Deep Learning with Differential Privacy
Martín Abadi, Andy Chu, Ian Goodfellow, H. Brendan McMahan, Ilya Mironov, Kunal Talwar, Li Zhang
TL;DR
This work demonstrates that deep neural networks can be trained with differential privacy at a modest privacy budget, addressing the challenge of non-convex optimization in large models. It introduces DP-SGD, combined with a novel moments accountant, to tightly bound cumulative privacy loss under realistic training regimes, and validates the approach on MNIST and CIFAR-10. Key contributions include a practical DP training pipeline, a tight accounting method that improves over strong composition, and techniques such as differentially private PCA and selective use of pre-trained convolutional layers to maintain model utility.
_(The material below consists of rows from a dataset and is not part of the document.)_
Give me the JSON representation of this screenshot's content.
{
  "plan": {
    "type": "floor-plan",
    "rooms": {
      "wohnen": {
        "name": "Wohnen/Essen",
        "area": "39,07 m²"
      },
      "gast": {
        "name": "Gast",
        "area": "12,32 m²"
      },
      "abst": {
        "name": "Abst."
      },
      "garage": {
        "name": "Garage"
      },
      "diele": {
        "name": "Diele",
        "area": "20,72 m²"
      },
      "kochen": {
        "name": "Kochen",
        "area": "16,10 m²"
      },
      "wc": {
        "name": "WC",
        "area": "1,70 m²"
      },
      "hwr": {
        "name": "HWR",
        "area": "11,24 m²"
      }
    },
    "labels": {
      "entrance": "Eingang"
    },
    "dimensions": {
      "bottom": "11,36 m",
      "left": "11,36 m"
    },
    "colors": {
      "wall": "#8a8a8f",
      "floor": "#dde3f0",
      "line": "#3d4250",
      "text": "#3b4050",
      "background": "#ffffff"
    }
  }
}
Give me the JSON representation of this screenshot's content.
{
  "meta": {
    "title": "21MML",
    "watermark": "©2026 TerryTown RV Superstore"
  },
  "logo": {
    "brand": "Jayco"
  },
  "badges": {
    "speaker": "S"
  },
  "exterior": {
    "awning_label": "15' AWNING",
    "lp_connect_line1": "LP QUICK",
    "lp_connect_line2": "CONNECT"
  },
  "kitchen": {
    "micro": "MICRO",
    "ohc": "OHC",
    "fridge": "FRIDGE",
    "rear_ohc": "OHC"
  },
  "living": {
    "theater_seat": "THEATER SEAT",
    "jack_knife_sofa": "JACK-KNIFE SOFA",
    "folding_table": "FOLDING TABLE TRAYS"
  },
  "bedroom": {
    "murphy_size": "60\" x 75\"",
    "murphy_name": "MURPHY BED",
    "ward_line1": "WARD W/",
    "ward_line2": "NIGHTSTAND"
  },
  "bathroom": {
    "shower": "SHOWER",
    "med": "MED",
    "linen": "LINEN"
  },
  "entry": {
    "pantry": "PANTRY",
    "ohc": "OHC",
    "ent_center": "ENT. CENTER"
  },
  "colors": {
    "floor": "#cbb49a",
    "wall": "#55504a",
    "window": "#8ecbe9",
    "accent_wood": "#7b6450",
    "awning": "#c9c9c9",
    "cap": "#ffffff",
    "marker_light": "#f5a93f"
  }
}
The results establish a concrete privacy-utility trade-off for large-scale deep learning and highlight the practical potential of on-device private learning with manageable computational overhead.
Abstract
Machine learning techniques based on neural networks are achieving remarkable results in a wide variety of domains. Often, the training of models requires large, representative datasets, which may be crowdsourced and contain sensitive information. The models should not expose private information in these datasets. Addressing this goal, we develop new algorithmic techniques for learning and a refined analysis of privacy costs within the framework of differential privacy. Our implementation and experiments demonstrate that we can train deep neural networks with non-convex objectives, under a modest privacy budget, and at a manageable cost in software complexity, training efficiency, and model quality.